Tanto la Declaración de los Derechos Humanos como la Convención Americana son claras y explícitas en cuanto a sostener el principio de presunción de inocencia. Acendrado en máximas del derecho como “in dubio pro reo” y “onus probandi” la consagración de esta formulación metodológica (dado que no deja de ser tan sólo esto mismo) del derecho a la defensa, surge como reacción a un estadio anterior en el campo del derecho penal, en lo que se dio en llamar el proceso inquisitivo. Transcurridos siglos de aquel entonces, y tras los desequilibrios que producía el uso y abuso del mecanismo modificado, de un tiempo a esta parte (luego de las aberraciones que Occidente perpetró sobre sí mismo en la Segunda Guerra Mundial) consideramos, en el campo del funcionariado político (exclusiva y excluyentemente al que accede haciendo uso de la soberanía delegada o del sistema representativo, mediante lo electoral) que se reinstaure lo que se dio en llamar “juicios de residencia” que consistía en precisamente lo contrario de lo que se sostiene en cuanto a la presunción de inocencia. Partimos de la base de que lo normal, es decir, sobre lo que actúa el derecho, se modificó ostensiblemente en cuanto al gobierno y a la comandancia de la cosa pública. El sujeto pasible de esta modificación sustancial del principio de inocencia que se plantea es única y excluyentemente el político que, habiendo accedido a su condición de tal por voto popular, meses antes de terminar su faena, será considerado culpable de la figura legal de “democraticidio” (1) en tanto y en cuanto, ante el proceso de su defensa, que tendrá las garantías de siempre y por ende inmodificables, demuestre lo contrario.

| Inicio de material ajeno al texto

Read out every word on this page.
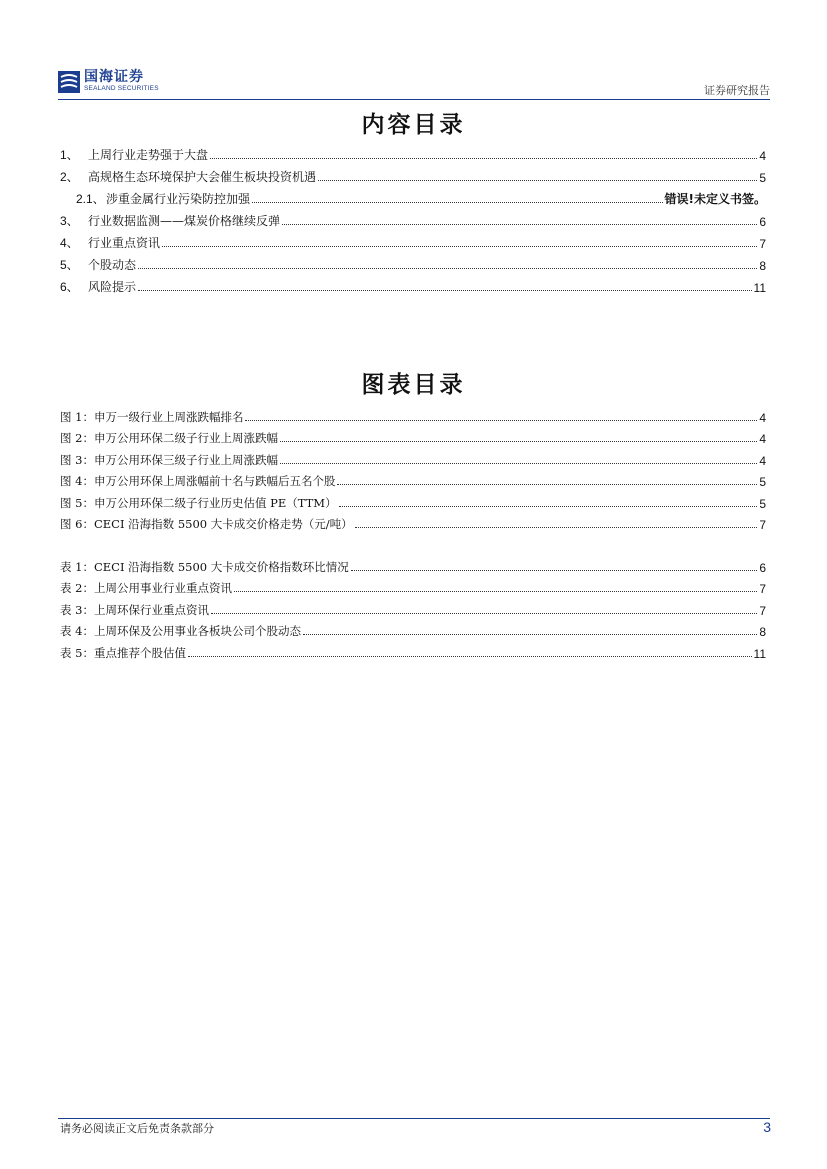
国海证券
SEALAND SECURITIES	证券研究报告
内容目录
1、 上周行业走势强于大盘	4
2、 高规格生态环境保护大会催生板块投资机遇	5
2.1、 涉重金属行业污染防控加强	错误!未定义书签。
3、 行业数据监测——煤炭价格继续反弹	6
4、 行业重点资讯	7
5、 个股动态	8
6、 风险提示	11
图表目录
图 1：申万一级行业上周涨跌幅排名	4
图 2：申万公用环保二级子行业上周涨跌幅	4
图 3：申万公用环保三级子行业上周涨跌幅	4
图 4：申万公用环保上周涨幅前十名与跌幅后五名个股	5
图 5：申万公用环保二级子行业历史估值 PE（TTM）	5
图 6：CECI 沿海指数 5500 大卡成交价格走势（元/吨）	7
表 1：CECI 沿海指数 5500 大卡成交价格指数环比情况	6
表 2：上周公用事业行业重点资讯	7
表 3：上周环保行业重点资讯	7
表 4：上周环保及公用事业各板块公司个股动态	8
表 5：重点推荐个股估值	11
请务必阅读正文后免责条款部分	3
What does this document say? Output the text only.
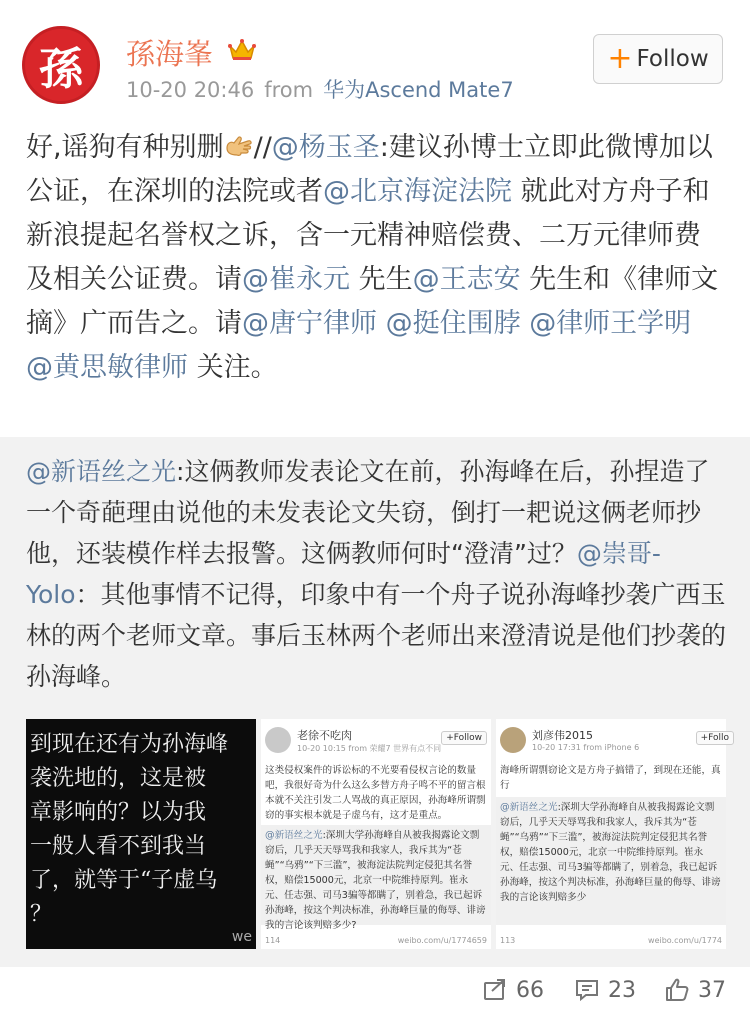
孫 孫海峯
10-20 20:46 from 华为Ascend Mate7
+ Follow
好,谣狗有种别删 //@杨玉圣:建议孙博士立即此微博加以公证，在深圳的法院或者@北京海淀法院 就此对方舟子和新浪提起名誉权之诉，含一元精神赔偿费、二万元律师费及相关公证费。请@崔永元 先生@王志安 先生和《律师文摘》广而告之。请@唐宁律师 @挺住围脖 @律师王学明 @黄思敏律师 关注。
@新语丝之光:这俩教师发表论文在前，孙海峰在后，孙捏造了一个奇葩理由说他的未发表论文失窃，倒打一耙说这俩老师抄他，还装模作样去报警。这俩教师何时“澄清”过？@崇哥-Yolo：其他事情不记得，印象中有一个舟子说孙海峰抄袭广西玉林的两个老师文章。事后玉林两个老师出来澄清说是他们抄袭的孙海峰。
到现在还有为孙海峰
袭洗地的，这是被
章影响的？以为我
一般人看不到我当
了，就等于“子虚乌
？
we
老徐不吃肉
10-20 10:15 from 荣耀7 世界有点不同
+Follow
这类侵权案件的诉讼标的不光要看侵权言论的数量吧，我很好奇为什么这么多替方舟子鸣不平的留言根本就不关注引发二人骂战的真正原因，孙海峰所谓剽窃的事实根本就是子虚乌有，这才是重点。
@新语丝之光:深圳大学孙海峰自从被我揭露论文剽窃后，几乎天天辱骂我和我家人，我斥其为“苍蝇”“乌鸦”“下三滥”，被海淀法院判定侵犯其名誉权，赔偿15000元，北京一中院维持原判。崔永元、任志强、司马3骗等都瞒了，别着急，我已起诉孙海峰，按这个判决标准，孙海峰巨量的侮辱、诽谤我的言论该判赔多少?
114	weibo.com/u/1774659
刘彦伟2015
10-20 17:31 from iPhone 6
+Follo
海峰所谓剽窃论文是方舟子搞错了，到现在还能，真行
@新语丝之光:深圳大学孙海峰自从被我揭露论文剽窃后，几乎天天辱骂我和我家人，我斥其为“苍蝇”“乌鸦”“下三滥”，被海淀法院判定侵犯其名誉权，赔偿15000元，北京一中院维持原判。崔永元、任志强、司马3骗等都瞒了，别着急，我已起诉孙海峰，按这个判决标准，孙海峰巨量的侮辱、诽谤我的言论该判赔多少
113	weibo.com/u/1774
66	23	37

A lo largo y a lo ancho de Occidente, desde que el principio de inocencia se sostiene para el funcionariado político (casi caprichosa y capciosamente), nos despertamos con las noticias acerca de denuncias, de idas y marchas judiciales sobre tal o cual presidente, legislador o cualquier tipo de figura política que, asumiendo un rol en el manejo de la cosa pública, se aprovechó, abusando y vejando la legitimidad de la representación para lograr una ventaja personal. Estas, casi siempre se corresponden con la acumulación de bienes materiales o con un provecho puntual y específico para obtener un goce que puede ser espiritual pero obtenido mediante la vulneración a la confianza pública que se le ha depositado para que sea fiel a finalidades colectivas y no a objetivos facciosos o personales.

Arrecian tanto en las redacciones de medios de comunicación tradicionales como en redes sociales los datos, más o menos cercanos a la verdad, siempre a probar, y que nunca alcanzará en tiempo y forma a dictaminar justicia, tanto sobre el acusado, como para el colectivo afectado; sus representados. En el mejor de los casos, las fuerzas políticas, que se turnan por cabalgar o comandar estas denuncias de “hechos de corrupción” redactan algún que otro proyecto para que, en caso de ser probado el acto de corrupción, los bienes sustraídos vuelvan al erario público.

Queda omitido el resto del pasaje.